The great battle that followed, and all these operations covering several days, were called the Second Manassas. Some of the ground was identical with the first. Most of it lay beautifully for good tactical operations, and as the country was quite open much could be observed at considerable distances. When the enemy's masses began again pressing Stonewall on the 30th of August, Longstreet moved quickly up to support. Their dense columns had been left exposed to artillery fire from our position and Longstreet instantly saw it. Planting a battery in the road, the first shots, together with Jackson's incessant fire, began to tell.

We were near enough to see some wavering in the blue masses, then halt, and then a flight back to cover. But it was all up with John Pope. No rest was given his army. Longstreet started every man of us to his division to push them into attack, and soon everything was hotly engaged. The easy, rounded ridges ran at right angles to the turnpike, and over these infantry and artillery poured in pursuit. The artillery would gallop furiously to the nearest ridge, limber to the front, deliver a few rounds until the enemy were out of range, and then a gallop again to the next ridge. And thus it went on until black darkness stopped operations—the enemy defeated at all points and hastening back to the Potomac. Many prisoners, guns, colors, small arms, and large quantities of stores and equipments fell into our hands.

J. E. B. Stuart was highly tickled at his capture of Pope's wagon and personal effects, including a very fine uniform.

Losses on both sides were heavy. Alas! the butcher's bill is always to be paid after these grand operations, and at Manassas especially there were some splendid young lives laid down for our cause and our homes.

Longstreet was seen at his best during the battle. His consummate ability in managing troops was well displayed that day and his large bodies of men were moved with great skill and without the least confusion.

As General C. M. Wilcox was moving forward at the head of his brigade in the open field, he was attracted by the waving of a handkerchief at some little distance. He found time to go to the spot and there mortally wounded was a Federal general, Wilcox's old army friend, who had recognized the Confederate as he passed and wanted to say farewell. His soul soon took flight and his body was cared for by his old-time comrade—the name is forgotten.

Wilcox told me that he once officiated at a christening with D. N. Couch, afterwards a Federal major-general. Wilcox's baptismals were Cadmus Marcellus, and Couch's Darius Narcissus. It is said that when these sonorous designations reached the parson's ear he almost dropped the baby in round-eyed astonishment!

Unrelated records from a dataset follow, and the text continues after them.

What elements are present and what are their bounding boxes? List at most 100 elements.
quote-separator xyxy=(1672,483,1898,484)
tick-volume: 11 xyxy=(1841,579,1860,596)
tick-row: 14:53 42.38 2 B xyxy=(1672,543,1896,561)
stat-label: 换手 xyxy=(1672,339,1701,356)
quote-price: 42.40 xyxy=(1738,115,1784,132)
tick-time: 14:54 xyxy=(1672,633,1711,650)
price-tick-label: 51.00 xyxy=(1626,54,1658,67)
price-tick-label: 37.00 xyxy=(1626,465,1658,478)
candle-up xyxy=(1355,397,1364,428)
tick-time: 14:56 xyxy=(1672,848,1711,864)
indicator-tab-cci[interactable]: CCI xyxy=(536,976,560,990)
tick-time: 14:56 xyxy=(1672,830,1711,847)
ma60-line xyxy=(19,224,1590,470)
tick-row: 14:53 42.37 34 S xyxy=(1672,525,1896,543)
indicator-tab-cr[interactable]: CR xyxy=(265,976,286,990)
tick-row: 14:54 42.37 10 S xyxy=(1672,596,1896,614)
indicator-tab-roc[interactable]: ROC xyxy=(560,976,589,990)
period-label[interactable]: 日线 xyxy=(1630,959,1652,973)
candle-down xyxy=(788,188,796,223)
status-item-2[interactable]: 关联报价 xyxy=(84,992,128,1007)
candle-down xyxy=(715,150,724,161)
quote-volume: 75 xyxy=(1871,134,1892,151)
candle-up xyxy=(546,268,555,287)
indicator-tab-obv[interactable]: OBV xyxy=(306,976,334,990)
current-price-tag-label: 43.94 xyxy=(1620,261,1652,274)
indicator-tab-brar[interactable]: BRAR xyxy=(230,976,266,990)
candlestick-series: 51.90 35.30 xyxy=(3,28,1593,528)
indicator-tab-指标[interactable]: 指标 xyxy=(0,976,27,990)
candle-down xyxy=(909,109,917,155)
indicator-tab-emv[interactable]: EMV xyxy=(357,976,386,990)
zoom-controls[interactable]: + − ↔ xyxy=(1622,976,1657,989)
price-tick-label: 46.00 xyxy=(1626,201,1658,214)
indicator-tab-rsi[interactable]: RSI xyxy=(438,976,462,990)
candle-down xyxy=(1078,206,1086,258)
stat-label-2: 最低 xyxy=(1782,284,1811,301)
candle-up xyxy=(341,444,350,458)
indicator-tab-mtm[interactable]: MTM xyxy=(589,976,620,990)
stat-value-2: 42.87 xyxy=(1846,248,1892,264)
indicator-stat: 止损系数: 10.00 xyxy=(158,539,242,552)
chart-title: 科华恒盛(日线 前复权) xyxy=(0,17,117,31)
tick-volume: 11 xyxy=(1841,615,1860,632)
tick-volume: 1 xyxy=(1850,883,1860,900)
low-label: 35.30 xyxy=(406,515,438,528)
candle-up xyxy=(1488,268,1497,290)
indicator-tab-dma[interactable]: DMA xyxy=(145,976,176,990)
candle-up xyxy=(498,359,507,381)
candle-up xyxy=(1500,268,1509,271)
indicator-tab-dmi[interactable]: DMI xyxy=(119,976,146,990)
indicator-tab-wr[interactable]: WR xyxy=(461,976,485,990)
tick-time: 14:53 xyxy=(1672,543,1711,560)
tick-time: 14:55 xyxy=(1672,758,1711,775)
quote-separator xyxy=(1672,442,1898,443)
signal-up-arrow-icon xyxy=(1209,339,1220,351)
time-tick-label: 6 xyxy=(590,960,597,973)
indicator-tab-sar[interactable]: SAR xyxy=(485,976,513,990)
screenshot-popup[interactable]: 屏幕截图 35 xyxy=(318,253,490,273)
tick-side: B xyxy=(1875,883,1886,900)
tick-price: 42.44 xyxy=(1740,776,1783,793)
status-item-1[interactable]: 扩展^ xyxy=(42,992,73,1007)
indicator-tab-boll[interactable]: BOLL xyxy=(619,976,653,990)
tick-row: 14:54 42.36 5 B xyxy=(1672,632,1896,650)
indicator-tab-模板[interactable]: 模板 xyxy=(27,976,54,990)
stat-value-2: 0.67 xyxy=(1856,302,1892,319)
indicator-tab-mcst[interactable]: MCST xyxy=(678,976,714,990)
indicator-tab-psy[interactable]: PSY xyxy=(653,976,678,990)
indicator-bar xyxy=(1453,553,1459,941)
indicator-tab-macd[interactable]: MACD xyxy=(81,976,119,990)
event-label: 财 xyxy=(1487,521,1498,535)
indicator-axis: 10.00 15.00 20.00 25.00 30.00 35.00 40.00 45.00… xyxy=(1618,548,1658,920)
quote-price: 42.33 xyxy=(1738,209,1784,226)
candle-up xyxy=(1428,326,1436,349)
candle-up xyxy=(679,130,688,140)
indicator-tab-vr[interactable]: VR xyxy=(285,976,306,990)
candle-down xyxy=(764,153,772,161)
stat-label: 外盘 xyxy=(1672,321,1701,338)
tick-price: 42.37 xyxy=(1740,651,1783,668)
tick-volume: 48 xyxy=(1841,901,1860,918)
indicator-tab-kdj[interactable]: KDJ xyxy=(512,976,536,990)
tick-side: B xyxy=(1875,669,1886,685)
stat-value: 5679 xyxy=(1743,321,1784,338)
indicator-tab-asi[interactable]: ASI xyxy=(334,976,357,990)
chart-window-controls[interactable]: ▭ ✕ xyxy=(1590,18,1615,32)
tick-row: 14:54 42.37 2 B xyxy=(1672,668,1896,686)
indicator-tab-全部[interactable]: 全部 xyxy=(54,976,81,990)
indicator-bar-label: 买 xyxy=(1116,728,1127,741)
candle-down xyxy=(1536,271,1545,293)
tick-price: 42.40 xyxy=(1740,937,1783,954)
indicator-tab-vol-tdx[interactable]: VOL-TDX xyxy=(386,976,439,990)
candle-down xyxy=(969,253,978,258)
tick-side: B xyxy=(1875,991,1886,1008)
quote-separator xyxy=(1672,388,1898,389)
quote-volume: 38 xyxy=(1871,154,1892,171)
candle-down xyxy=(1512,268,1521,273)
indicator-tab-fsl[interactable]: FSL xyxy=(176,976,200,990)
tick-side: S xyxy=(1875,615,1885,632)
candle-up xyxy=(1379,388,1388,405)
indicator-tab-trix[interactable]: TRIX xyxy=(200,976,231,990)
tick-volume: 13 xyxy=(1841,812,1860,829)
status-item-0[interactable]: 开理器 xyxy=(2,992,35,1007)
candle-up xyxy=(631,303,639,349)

N. G. Evans ("Shank" Evans) had two brigades with Longstreet and was a rather marked character. A regular soldier, he had served well in Mexico, and at Manassas, on July 21, had done exceedingly well with a small command, a good eye, and quick decision. It was he, too, that commanded at Ball's Bluff on the upper Potomac when Baker attempted to take it with a fine regiment and lost some 800 men. Baker was Senator from Oregon and only a few days before had addressed the United States Senate in full uniform in farewell. It was forever, for he died with hundreds of his men in the waters of the Potomac. Evans was difficult to manage and we found him so. He had a Prussian orderly, with a wooden vessel holding a gallon of whiskey always strapped on his back, and there was the trouble. At the little artillery fight he had on the Rappahannock, G. T. Anderson (Tige), commanding one of the Georgia brigades, was ordered by Evans to attack a powerful battery and silence it. In vain did Anderson explain that it was on the far side of a deep river and that without a bridge his infantry could not get to it. Evans would not listen to reason and Anderson came to me. Of course he was told to make no such attempt, and I proceeded to hunt up Evans, finding him under a tree, too near his "Barrelita," as he called his whiskey holder. But he had to listen and comply. In the progress of the campaign after the Manassas battle he became so unruly as to arrest without reason Hood, one of his brigadiers, and Longstreet had to get him out of the way in some manner. He disappeared afterwards from field work and I don't know his end. He had been a very brave, experienced cavalry officer. Anderson's indignation at the impossibility of the order to take the battery was highly amusing.

In the early part of the march against Pope we made a bivouac near where some Federal cavalry were reported to have been prowling. The enemy had no troops near by to disturb us except this body of horse. It was therefore thought prudent to post a regiment at the cross-road which would warn our camps. General Toombs was ordered to detail one and I saw that it was posted.